Вдруг в дверь постучали.

– Владислав Романович, что же вы, ужинать не будете? – спрашивала хозяйка Марья Вадимовна за дверью, – я зайду?

– Проходите… – Едва вымолвил Владислав Романович. Дверь отворилась и Марья Вадимовна в своем простецком платьице, с платком на голове вошла, придерживая тарелку супа.

– Вот-с, вам принесла, знаем мы вас, опять хандрите, опять сидите, ничего не делаете. Ну ничего, я положу на комод как обычно, пожалуйста. – С тем она и ушла.

– Потерялась нить, прошло вдохновение… эх, снова мука, снова боль… бездарность вот кто я, пропащий я человек. Вот и шептаться теперь перестали… а что ж моя Варенька? Какая это Варенька? Ах, Варенька, да разве ж так я ее назвал? Не успел и надумать чего, а имя уже есть, но все прошло, теперь уж точно нечего придумывать. Устал я… от жизни или от сегодняшнего? Не знаю. Устал вот и все. Покушаю, пожалуй, да лягу спать.

Владислав Романович лег на кровать и укрылся теплым одеялом завернувшись в него точно в кокон на подобие гусеницы мечтавшей выбраться из оков своего бессилия и тяжкого существования в парящую, грациозную своим полетом фигуру что медленно течет и переплывает в воздухе славно выделяясь своей неподражаемостью и особенностью прекрасных крыльев, тонких как лепесток и не менее хрупких чем маленький пузырек, выскочивший из лужи во время дождя. Владислав Романович чувствовал свою беззащитность особенно теперь когда целый мир со всем своим совершенством выставляемым на показ как бы упрекал его в том что он такой слабый и беспомощный; даже воображение было не на его стороне поскольку время сна самая тяжелая пора для бессонного писателя который чем больше и сильнее пытается уснуть тем более отдаляет от себя всякий сон взамен которому он видит сны своих мыслей направленных неизменно и безжалостно против него, так словно мысли и воображение, видения и образы вдруг обретают свой собственный разум и беспощадно атакуют слабого соперника который даже и не думал защищаться; он принимал все удары как есть воспринимая боль как должное за его существование и способность жить, как нечто неотъемлемое и давно привычное в жизни как если бы собаку ежедневно колотили понуждая ее смириться со временем с тем что не является для собаки обязательным так как она в любой момент может сбежать или дать отпор, но что собака принимает как должное.

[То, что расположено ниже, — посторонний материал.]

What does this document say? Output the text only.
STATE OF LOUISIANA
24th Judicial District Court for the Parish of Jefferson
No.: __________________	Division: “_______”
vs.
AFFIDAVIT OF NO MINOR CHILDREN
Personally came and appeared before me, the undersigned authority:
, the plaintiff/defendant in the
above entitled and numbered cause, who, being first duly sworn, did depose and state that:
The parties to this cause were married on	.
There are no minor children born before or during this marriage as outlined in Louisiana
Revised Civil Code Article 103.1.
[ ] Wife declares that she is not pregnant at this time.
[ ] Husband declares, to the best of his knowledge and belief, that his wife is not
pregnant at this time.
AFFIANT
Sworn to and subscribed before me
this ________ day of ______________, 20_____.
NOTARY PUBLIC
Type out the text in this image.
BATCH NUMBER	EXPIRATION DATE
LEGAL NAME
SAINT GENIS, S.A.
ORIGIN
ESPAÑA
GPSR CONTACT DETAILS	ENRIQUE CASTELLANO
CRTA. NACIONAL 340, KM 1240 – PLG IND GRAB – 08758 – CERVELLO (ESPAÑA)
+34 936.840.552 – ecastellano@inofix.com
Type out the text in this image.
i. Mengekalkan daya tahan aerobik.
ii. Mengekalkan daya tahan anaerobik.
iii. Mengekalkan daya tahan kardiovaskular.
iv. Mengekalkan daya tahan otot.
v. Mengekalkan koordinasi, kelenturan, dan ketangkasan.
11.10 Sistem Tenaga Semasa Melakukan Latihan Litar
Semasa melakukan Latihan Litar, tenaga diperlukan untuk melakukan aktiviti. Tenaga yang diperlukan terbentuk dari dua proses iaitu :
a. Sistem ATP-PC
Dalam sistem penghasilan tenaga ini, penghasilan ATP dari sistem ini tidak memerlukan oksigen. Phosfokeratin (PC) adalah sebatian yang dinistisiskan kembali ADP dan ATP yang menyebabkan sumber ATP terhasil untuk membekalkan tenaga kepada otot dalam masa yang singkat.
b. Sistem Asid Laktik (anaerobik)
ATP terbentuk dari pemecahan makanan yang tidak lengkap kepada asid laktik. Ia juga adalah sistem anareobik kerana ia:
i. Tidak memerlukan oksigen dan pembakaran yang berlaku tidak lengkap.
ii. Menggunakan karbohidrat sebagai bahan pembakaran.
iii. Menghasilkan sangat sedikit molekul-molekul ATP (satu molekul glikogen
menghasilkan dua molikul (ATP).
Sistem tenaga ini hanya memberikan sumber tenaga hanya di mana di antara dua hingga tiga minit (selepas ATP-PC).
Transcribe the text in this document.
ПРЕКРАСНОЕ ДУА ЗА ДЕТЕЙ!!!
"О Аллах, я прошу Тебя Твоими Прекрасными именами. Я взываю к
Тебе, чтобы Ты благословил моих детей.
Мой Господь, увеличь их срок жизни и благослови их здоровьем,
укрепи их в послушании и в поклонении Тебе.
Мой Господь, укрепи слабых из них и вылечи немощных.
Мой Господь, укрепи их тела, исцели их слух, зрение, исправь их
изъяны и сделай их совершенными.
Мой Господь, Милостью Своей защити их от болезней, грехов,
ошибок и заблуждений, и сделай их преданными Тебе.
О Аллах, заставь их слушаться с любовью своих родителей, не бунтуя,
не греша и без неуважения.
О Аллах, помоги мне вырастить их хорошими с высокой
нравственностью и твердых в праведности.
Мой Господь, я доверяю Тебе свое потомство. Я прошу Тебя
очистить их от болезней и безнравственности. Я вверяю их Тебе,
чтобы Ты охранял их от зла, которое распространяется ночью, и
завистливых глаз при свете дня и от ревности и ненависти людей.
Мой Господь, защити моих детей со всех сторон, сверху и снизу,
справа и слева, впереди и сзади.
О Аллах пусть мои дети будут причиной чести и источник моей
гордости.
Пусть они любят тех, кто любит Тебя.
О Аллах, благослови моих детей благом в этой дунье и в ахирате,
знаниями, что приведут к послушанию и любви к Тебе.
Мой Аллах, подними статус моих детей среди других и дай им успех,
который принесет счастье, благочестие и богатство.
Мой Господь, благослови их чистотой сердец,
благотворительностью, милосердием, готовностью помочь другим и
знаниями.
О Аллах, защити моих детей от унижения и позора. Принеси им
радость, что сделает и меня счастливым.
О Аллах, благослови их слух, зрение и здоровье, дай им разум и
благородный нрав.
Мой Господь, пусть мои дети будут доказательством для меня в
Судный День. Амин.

Свет и тьма виделись Владиславу Романовичу точно цепь фонарей, разделенных расстоянием. Светало с левый на правый глаз как при движении; глаза у Владислава Романовича оставались закрытыми. Он не открывал их ни под каким предлогом и особенно тем, что светает так будто бы кто-то стоял со свечой в руке или посветил в его окна ярким фонарем; больше он не верил лукавым уловкам собственного разума. Он понуждал себя спать несмотря ни на что, но сон в ответ лишь фыркал и смеялся над ним как избалованный ребенок, который убегает от своих родителей насмехаясь над их медлительностью и бесповоротностью.